I am developing a React App (This is not important, because what I am going to explain can happen in other situations as well.)

I have three asynchronous functions, let's call them func1 and func2, and func3 and this is how they look. This is the general pattern of these functions.

const func1 = async ()=>{
    try {
        // do something
        const resultForFunc2 = // the end result of doing something that is going to be used in func2
        return {statusCode: 200, body: resultForFunc2, error: null}
    } catch(err) {
        console.log("Error in executing func1", err)
        return {statusCode: 400, body: null, error: err}
    }
}

Now the way these functions are called is that func1 returns a value that is used in func2 and func2 returns a value that is used in func3.

So this is how I call them:

const all = async () => {
  const response1 = await func1();
  if (response.statusCode === 200) {
      const response2 = await func2(response1);
      if (response2.statusCode === 200) {
          const response3 = await func3(response2);
          if (response3.statusCode === 200) {
              return { statusCode: 200, body: response3.body, error: null };
          } else {
              return { statusCode: 400, error: response3.error, body: null };
          }
      } else {
        return { statusCode: 400, error: response2.error, body: null };
      } 
  } else {
      return { statusCode: 400, error: response.error, body: null };
  }
}
 

This works for me because I call the above all function in a React component, in a useEffect() for example, and whenever I get a 400 statusCode I set an error state variable to true and then display an error screen (I came up with this idea, so feel free to criticize it, I appreciate it actually).

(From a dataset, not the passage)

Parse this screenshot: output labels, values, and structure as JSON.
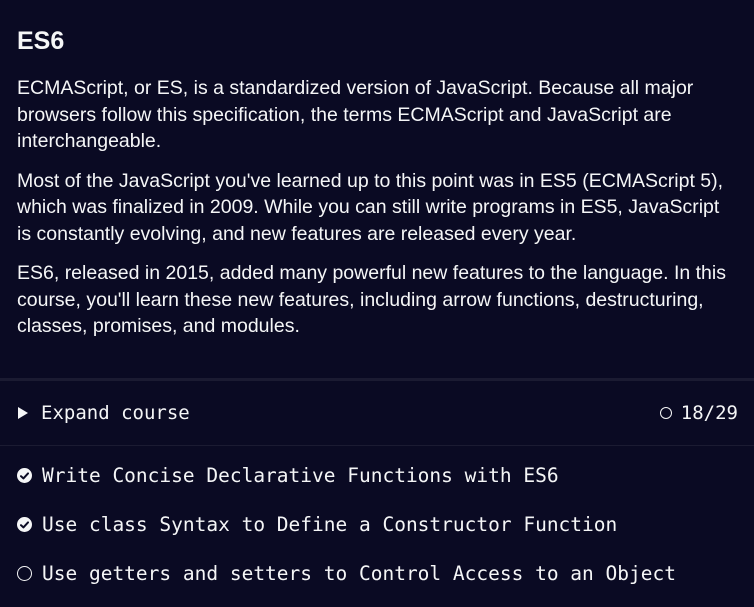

But the bad thing is that I have so many nested ifs that make the code ugly, dirty, and hard to read and debug. Does anyone have an idea how I can get the benefits of the above code block, without using nested ifs. Thank you.

CodePudding user response:

Maybe try this approach. I did not test it, but i guess it should help you

const all = async () => {
  let funcs = [func1, func2, func3];
  let res;
  for (const f of funcs) {
    let { statusCode, body, error } = await f();
    if (statusCode !== 200) return { statusCode, error };
    res = body;
  }
  return res;
};

CodePudding user response:

This might be a good question for code review

I have two ideas for reducing nesting. One is using a catch function instead of try catch blocks, i.e.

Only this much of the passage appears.